In fact, many of the poems express the poet’s dis-ease with the callous chaos of contemporary times, with reckless violence darkening the skies. In the poem Parliament of Birds, the very first line encrypts the invasion of urbanisation and development as the poet states, ‘Bulldozers have uprooted old trees…’
In the section on myths and mythic figures, ‘Hidima on Delhi Streets’ and ‘Ahalya’ balance the contemporary ecosystem with the mythic magic, giving identity and voice to both, with subtle irony. These two poems are followed by poems about Lakshmi and Alakshmi, Holika, Brahma temple, Teej and Goddess Parvati, among others, including some well-crafted haikus and a poem on Ranthambore with tigers and their persecutors, the tourists, armed with cameras.

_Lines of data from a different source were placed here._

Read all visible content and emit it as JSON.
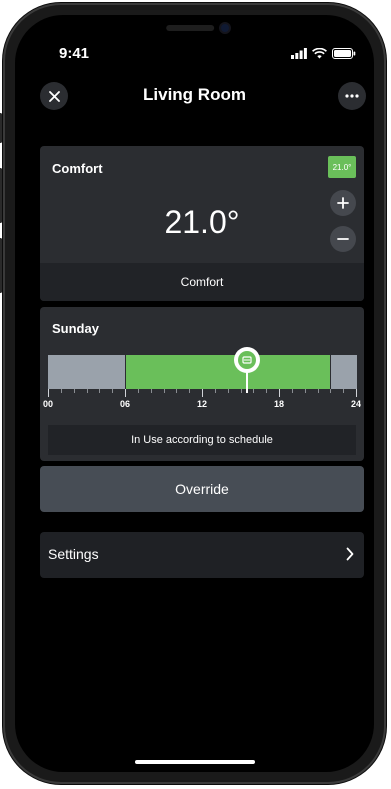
{
  "status_bar": {
    "time": "9:41"
  },
  "nav": {
    "title": "Living Room"
  },
  "comfort_card": {
    "label": "Comfort",
    "badge": "21.0°",
    "temperature": "21.0°",
    "mode": "Comfort"
  },
  "schedule_card": {
    "day": "Sunday",
    "axis_labels": [
      "00",
      "06",
      "12",
      "18",
      "24"
    ],
    "segments": [
      {
        "from_hour": 0,
        "to_hour": 6,
        "mode": "off"
      },
      {
        "from_hour": 6,
        "to_hour": 22,
        "mode": "comfort"
      },
      {
        "from_hour": 22,
        "to_hour": 24,
        "mode": "off"
      }
    ],
    "current_hour": 15.5,
    "status": "In Use according to schedule"
  },
  "override_button": {
    "label": "Override"
  },
  "settings_row": {
    "label": "Settings"
  },
  "colors": {
    "comfort_green": "#6abf5a",
    "off_grey": "#9aa2ab",
    "card_bg": "#2b2d31"
  }
}
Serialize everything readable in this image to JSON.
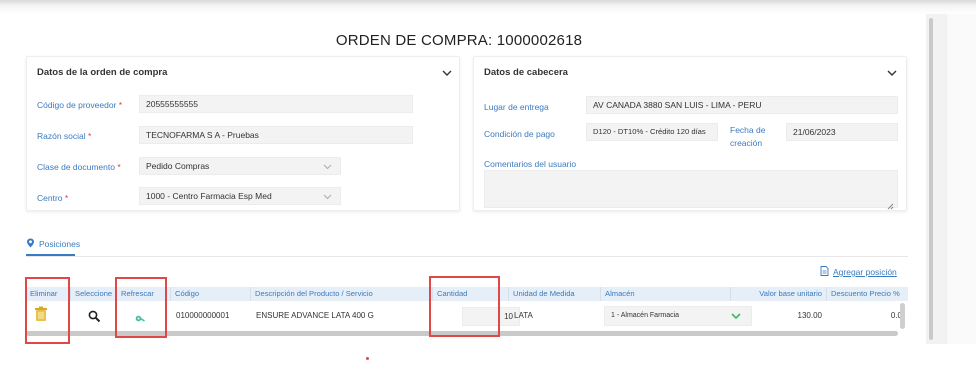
{
  "page": {
    "title": "ORDEN DE COMPRA: 1000002618"
  },
  "colors": {
    "accent": "#3a7bbf",
    "required": "#e03b3b",
    "highlight": "#e04848",
    "header_bg": "#e6eef7"
  },
  "datos_orden": {
    "title": "Datos de la orden de compra",
    "fields": {
      "codigo_proveedor": {
        "label": "Código de proveedor",
        "required_mark": "*",
        "value": "20555555555"
      },
      "razon_social": {
        "label": "Razón social",
        "required_mark": "*",
        "value": "TECNOFARMA S A - Pruebas"
      },
      "clase_documento": {
        "label": "Clase de documento",
        "required_mark": "*",
        "value": "Pedido Compras"
      },
      "centro": {
        "label": "Centro",
        "required_mark": "*",
        "value": "1000 - Centro Farmacia Esp Med"
      }
    }
  },
  "datos_cabecera": {
    "title": "Datos de cabecera",
    "fields": {
      "lugar_entrega": {
        "label": "Lugar de entrega",
        "value": "AV CANADA  3880 SAN LUIS - LIMA - PERU"
      },
      "condicion_pago": {
        "label": "Condición de pago",
        "value": "D120 - DT10% - Crédito 120 días"
      },
      "fecha_creacion": {
        "label_line1": "Fecha de",
        "label_line2": "creación",
        "value": "21/06/2023"
      },
      "comentarios": {
        "label": "Comentarios del usuario",
        "value": ""
      }
    }
  },
  "tabs": {
    "posiciones": "Posiciones"
  },
  "actions": {
    "agregar_posicion": "Agregar posición"
  },
  "table": {
    "headers": {
      "eliminar": "Eliminar",
      "seleccione": "Seleccione",
      "refrescar": "Refrescar",
      "codigo": "Código",
      "descripcion": "Descripción del Producto / Servicio",
      "cantidad": "Cantidad",
      "unidad": "Unidad de Medida",
      "almacen": "Almacén",
      "valor_base": "Valor base unitario",
      "descuento": "Descuento Precio %"
    },
    "rows": [
      {
        "codigo": "010000000001",
        "descripcion": "ENSURE ADVANCE LATA 400 G",
        "cantidad": "10",
        "unidad": "LATA",
        "almacen": "1 - Almacén Farmacia",
        "valor_base": "130.00",
        "descuento": "0.0"
      }
    ]
  },
  "icons": {
    "delete": "trash-icon",
    "select": "magnifier-icon",
    "refresh": "refresh-icon",
    "posiciones": "location-pin-icon",
    "add": "document-icon",
    "expand": "chevron-down-icon"
  }
}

In the ‘Meditative Missives’ section, the voice of the poet is pensive, philosophic, wafting between memories of loved ones, certain stirrings of extra sensory perception as in the poems ‘Palm-Prints’, ‘Baba at the airport’, ‘Mimicking Nirvana’ and the two poems ‘Vanaprastha’ and ‘Inviting Yama’, that configure life’s journey from the earthly sojourn to the ultimate home, which promises reunion with all those one had loved and lost, ‘parents, siblings, colleagues and neighbours’.
The final section ‘Women Who Wander’ begins with “Grandma’s Blouse’ which is a symbol and metaphor of the evolving times and lifestyle transformations that are too often gently internalised within an heirloom and legacy. In fact, it is to this dynamic grandmother that the poet Malashri Lal has dedicated this book of poems- ‘for my intrepid grandmother (thamma)- Jyotirmoyi Mukherjee, teacher, writer, social reformer.”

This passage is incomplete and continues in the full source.